ME: Many of us have found old high school or college friends on Facebook. What do you see is the impact on our psyches when we reconnect — possibly in some intimate way — with people we had already said good-bye to?

JM: How people deal with the ghosts of high school past very much depends on the person. Many have talked about how being connected to high school friends churns their old insecurities and inhibits their Facebook interaction. For others, it’s almost redemptive to be able to reengage with that time and those people as an adult. One person said seeing everyone on Facebook made him happy he didn’t waste the time or the money on going to a reunion.

I’ve had moments of terrible insecurity that I didn’t expect. For me, the sharpest came in the experience of friending a particular person who in 7th grade passed a note telling her friend how she had to sit next to “Jill Murphy (yuck!)”

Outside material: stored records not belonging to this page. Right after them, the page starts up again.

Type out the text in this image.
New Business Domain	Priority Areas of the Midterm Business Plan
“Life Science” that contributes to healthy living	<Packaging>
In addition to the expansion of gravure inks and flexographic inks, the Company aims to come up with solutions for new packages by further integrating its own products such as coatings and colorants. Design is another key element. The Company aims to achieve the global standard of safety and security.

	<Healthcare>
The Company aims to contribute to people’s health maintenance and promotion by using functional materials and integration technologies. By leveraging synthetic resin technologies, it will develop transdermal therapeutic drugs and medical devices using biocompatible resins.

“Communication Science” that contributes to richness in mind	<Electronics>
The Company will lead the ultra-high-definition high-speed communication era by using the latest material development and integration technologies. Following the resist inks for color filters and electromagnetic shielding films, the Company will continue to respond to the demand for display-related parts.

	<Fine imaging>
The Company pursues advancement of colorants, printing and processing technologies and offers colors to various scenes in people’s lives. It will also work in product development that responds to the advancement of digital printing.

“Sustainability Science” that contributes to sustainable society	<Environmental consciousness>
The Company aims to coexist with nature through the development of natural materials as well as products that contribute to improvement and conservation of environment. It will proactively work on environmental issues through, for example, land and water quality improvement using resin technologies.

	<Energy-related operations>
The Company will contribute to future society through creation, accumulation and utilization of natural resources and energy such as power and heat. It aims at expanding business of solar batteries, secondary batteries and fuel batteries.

Because 7th grade is a particularly mean age for most, one of the boys showed me – and everyone else – the note. I still remember what the letters looked like on the page and how publicly embarrassed I was.

The girl and I ran in different social circles so we got through the rest school without much interaction. More than 20 years later, we’re both on Facebook. We’re friends with scads of the same people but not with each other. After a few months, it’s clear we have similar interests and we had some interesting interactions on other people’s pages. Yet, every time I saw her name, I thought “Jill Murphy (yuck!)” and I didn’t friend her for fear she still didn’t like me. It’s embarassing to admit. I’m not sure if I held a grudge so much as I held the hurt.

One day, I just decided it was well past the time to be over it. I needed to extend the request and if she wasn’t interested, so be it. She instantly accepted. We ended up in the same city and we’ve become quite close friends. The relationship is very important to me and it wouldn’t have happened without Facebook.

It also stands as a reminder that we all have to take responsibility for getting over things and for being true to who we are as formed adults, not reverting to the patterns and pathologies of our youth.

Facebook can be salt in old wounds or a second chance to appreciate someone with whom you share an important generational connection. The bigger question that looms is what does it mean for kids who never leave their high school friends behind? For my generation, we had that coming of age experience of going off to college. We transitioned out of high school relationships and in the process created space to define or redefine ourselves.

(The current) generation of kids is the first to be eternally connected online. I’m deeply curious what the perpetual connection is going to do to them. I’m glad I didn’t have to contend with carrying my old self and my old relationships with me through the whole of my life. I needed the 20-year break!